Human reaction to bad news is so predictable that we finally invented a name for it: the grieving process. I went through all the steps. Denial, bargaining, anger, whatever, whatever. Once I had done all that I reasonably could to work things out with the aggrieved parties (to no avail), I settled on the inevitable: toxic detritus from complex metabolic processes, expelled from the bowels, happens. Nothing new in that. Somewhere today someone’s morning tinkle will be an unnerving shade of pink. It will be cancer. Not the card they wanted. And it’s not like they robbed a bank to get it. But when that’s the hand you’re dealt, what comes next? Hold? Or fold?
In the dozen years it took for my bullet to find me I had become a husband, a father and a valued member of a tight-knit spiritual community. That made folding — riding a belt-buckle necktie off the top bunk — a non-starter. Nor would I try my luck at that convict game of chance, Beat the Fence. For me, escape is just another version of the death card.
On the other side of the house, I’m only forty-five years old. I don’t smoke, drink, or use drugs. I’m a vegetarian and exercise regularly. I meditate daily, have a happy marriage, and a relatively low stress level. I’m going to live forever — for now. And while there are some days when I wonder what eternity will look like through bars, it’s not often. For cons like me, the light at the end of the tunnel could only be an oncoming train. Is there any point in looking?
In 2005, I became the coordinator for a pilot-project called Prisoner Advocacy. A dozen long-term prisoners — including my hippie bro, Ryan — received training in how to assist our fellow prisoners with legal issues. At the end of our tier was an old lifer named Harley. Ten years earlier, Harley had shot a drunk bully to death after the man threatened to sodomise Harley’s young son. The facts of the case pointed pretty clearly to manslaughter, not murder — the difference being a life sentence. But in Harley’s case, small-town politics played a bigger role than they should have. Then, a rookie mistake, when Harley used his divorce lawyer for a murder trial. Oops. The price was life — with no eligibility of parole for ten years. For a 67-year-old with emphysema and a raging cholesterol count, it was a death sentence. For Ryan and me it was a chance to try out our new jail-breaking skills.

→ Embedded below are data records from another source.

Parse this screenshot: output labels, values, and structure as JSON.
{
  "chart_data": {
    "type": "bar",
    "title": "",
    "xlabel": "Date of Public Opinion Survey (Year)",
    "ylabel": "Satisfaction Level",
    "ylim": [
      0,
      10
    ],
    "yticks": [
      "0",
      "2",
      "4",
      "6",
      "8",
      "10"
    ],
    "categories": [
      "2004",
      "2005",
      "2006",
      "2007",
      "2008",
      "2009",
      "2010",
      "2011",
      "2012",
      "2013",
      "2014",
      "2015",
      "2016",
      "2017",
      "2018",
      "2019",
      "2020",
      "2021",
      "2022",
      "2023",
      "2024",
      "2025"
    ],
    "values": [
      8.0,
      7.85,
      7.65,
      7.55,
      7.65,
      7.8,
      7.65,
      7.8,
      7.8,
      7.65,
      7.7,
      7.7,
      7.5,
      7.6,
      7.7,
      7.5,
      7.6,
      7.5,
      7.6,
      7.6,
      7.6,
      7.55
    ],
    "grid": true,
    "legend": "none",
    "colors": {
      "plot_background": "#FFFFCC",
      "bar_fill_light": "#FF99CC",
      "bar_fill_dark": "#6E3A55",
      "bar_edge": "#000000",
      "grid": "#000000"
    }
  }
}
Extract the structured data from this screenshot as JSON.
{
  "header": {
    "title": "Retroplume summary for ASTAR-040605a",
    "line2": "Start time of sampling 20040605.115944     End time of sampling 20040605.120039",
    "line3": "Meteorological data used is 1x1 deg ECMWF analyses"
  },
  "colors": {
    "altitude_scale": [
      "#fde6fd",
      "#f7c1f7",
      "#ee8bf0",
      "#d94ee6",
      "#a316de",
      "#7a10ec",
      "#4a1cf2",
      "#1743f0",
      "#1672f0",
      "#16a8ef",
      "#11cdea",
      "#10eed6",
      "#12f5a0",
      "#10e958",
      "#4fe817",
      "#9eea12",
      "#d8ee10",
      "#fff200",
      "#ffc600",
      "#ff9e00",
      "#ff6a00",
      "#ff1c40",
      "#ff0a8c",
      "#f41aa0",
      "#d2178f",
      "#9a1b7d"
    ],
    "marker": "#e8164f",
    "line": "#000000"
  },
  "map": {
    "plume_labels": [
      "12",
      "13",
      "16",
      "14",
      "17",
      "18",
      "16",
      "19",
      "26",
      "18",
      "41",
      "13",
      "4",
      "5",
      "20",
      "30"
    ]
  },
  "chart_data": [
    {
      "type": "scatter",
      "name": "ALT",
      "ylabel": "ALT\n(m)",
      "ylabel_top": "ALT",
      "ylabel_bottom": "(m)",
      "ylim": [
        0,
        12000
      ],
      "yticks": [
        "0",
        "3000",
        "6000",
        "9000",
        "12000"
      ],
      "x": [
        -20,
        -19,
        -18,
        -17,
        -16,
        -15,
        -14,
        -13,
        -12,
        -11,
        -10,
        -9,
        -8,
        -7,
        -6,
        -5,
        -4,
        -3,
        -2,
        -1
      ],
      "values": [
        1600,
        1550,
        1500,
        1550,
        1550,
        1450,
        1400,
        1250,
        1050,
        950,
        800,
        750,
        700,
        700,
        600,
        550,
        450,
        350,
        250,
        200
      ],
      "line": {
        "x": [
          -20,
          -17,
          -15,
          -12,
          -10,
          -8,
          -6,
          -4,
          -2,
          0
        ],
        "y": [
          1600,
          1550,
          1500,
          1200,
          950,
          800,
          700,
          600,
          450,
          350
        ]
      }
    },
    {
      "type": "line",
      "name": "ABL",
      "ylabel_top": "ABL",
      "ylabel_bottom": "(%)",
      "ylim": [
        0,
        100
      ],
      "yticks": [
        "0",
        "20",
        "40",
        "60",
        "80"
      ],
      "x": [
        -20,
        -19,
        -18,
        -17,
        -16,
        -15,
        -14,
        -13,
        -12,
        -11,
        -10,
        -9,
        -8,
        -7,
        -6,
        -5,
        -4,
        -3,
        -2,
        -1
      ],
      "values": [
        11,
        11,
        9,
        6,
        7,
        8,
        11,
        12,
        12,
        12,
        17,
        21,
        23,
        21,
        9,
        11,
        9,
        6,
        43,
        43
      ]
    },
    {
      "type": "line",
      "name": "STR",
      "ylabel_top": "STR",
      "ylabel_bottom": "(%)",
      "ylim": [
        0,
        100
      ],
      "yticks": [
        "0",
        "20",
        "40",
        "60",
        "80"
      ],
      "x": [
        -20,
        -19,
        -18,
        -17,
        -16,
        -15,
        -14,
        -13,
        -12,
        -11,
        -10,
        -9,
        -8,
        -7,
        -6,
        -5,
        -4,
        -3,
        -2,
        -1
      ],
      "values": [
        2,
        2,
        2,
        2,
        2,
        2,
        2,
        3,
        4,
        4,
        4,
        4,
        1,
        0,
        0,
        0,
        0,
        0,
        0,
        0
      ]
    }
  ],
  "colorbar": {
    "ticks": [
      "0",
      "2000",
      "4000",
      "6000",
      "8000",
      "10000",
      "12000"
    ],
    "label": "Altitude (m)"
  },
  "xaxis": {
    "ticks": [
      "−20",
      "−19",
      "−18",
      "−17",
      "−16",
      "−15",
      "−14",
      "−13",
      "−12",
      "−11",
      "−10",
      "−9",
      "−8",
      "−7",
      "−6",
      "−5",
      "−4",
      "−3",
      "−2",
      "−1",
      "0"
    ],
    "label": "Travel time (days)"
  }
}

It took us three years to get Harley in front of the National Parole Board. He fought us every step of the way. “I ain’t taking no bullshit violence prevention program. I don’t care if I have to die here. I shot that asshole in self-defence. I’m not a violent guy. You see what it says here?” He pointed to a fading tattoo on his rib cage. It must have been forty years old.
“NO BULLSHIT,” I read out loud.
“Right. No. Bull. Shit. I’m not one of these crack heads robbing 7-11’s or beating up grandma for her purse. And I’m not going to sit in some classroom full of them and listen to their bullshit stories about the bullshit they’ve been through in their bullshit lives and how it’s all going to change when they get out. Bullshit!”
Eventually, Harley took the program. It was the only way out. Then we coached him on how to sit through a two-hour parole hearing without using his favourite expletive — or showing off his tattoo. Ryan was sitting right next to the salty biker when the Parole Board told him he could go to a halfway house, and that in six months he could go home and live with his daughter and her girls. Apparently there were tears. No Bullshit.
A year later Ryan came by my cell for a tea. He had an envelope with him — pictures from Harley. As I thumbed through the stack, one caught my eye and burned itself in like a brand. It was of three young girls — draped like moonbeam pixies — over what could only be Hemmingway’s Old Man from the sea. Harley. And three granddaughters that were not even born the year their mother’s father was sentenced to death. Michelangelo would have begged for such joyous muses.
While life behind bars is no parent’s dream for their son, there’s one thing about it: It’s still life.